Pour lui, c’est un «mystère tangible». «Quand on me parle de Dieu, je ne sais pas de quoi on me parle. Ça ne veut rien dire pour moi. C’est un concept qui a été inventé par du monde qui a besoin d’une solution à quelque chose. Mais, quand on me parle de particules, j’ai quelque chose, même si c’est très difficile de dire que c’est concret. À la limite, si Dieu existe, je le retrouve dans les particules.»
Recul et doutes
Il a été complètement absorbé par ce sujet. «J’ai fait beaucoup de textes et, petit à petit, j’ai vu qu’il y avait une ligne directrice qui en sortait. J’ai approfondi ça. J’ai travaillé. Je me suis rendu compte que ça pouvait devenir le modus vivendi d’un livre.»
Il souhaitait regarder le monde avec un recul sceptique et plein de doutes, pour voir les choses telles qu’elles sont et non comme on aimerait qu’elles soient ou «comment on s’arrange pour faire en sorte de croire qu’elles sont».
«C’est ce recul que je cherche vraiment dans tout ce que j’écris, sans a priori, sans règles de base.»
Essais poétiques
La poésie se retrouve dans chacun des textes. «Je ne considère pas ce livre comme un livre de poèmes. J’appelle ça des essais poétiques. C’est en prose et, même s’il y a un rythme et une rime, ça demeure quand même des essais. Peut-être qu’on pourrait appeler ça de la philosophie émotive?»
Il est d’accord: c’est très concentré. «Il y a deux ans et demi ou trois ans d’écriture, à un texte par jour. Après, tout ça est distillé. C’est un travail de moine. J’essaie de mettre un maximum dans le moins de mots possible. J’aime bien qu’une phrase puisse allumer toutes sortes d’idées et de réflexions.»

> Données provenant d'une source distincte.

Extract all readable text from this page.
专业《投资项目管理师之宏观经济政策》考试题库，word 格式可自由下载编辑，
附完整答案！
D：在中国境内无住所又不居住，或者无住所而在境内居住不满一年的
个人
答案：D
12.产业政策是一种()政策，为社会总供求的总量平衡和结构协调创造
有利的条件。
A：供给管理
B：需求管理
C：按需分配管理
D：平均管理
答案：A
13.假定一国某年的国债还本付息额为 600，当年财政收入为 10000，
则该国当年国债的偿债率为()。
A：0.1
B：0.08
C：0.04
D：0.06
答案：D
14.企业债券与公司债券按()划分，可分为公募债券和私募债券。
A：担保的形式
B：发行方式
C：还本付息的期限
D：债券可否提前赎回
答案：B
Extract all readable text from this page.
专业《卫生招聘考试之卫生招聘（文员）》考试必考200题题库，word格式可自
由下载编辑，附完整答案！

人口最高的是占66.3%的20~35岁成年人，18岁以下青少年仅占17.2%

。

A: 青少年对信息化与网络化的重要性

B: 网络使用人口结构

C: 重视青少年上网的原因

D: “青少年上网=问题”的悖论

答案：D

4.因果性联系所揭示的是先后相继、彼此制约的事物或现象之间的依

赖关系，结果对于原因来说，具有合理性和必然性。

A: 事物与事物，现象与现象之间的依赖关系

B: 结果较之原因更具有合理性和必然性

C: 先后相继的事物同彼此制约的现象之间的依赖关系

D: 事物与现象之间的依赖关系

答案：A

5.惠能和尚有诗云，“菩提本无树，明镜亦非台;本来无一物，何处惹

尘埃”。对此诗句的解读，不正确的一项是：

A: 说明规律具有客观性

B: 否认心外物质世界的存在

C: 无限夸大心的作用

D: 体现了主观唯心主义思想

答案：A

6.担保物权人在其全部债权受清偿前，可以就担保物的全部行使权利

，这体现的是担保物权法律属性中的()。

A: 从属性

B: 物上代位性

Il y a beaucoup de musicalité, de rythmique et d’émotion dans les textes. «Je passe beaucoup de temps pour que chaque phrase coule et en amène une autre, qu’il y ait non seulement une rythmique, mais souvent une rime à l’intérieur des phrases. J’ai toujours dit que c’étaient des textes qui étaient écrits pour être lus à voix haute.»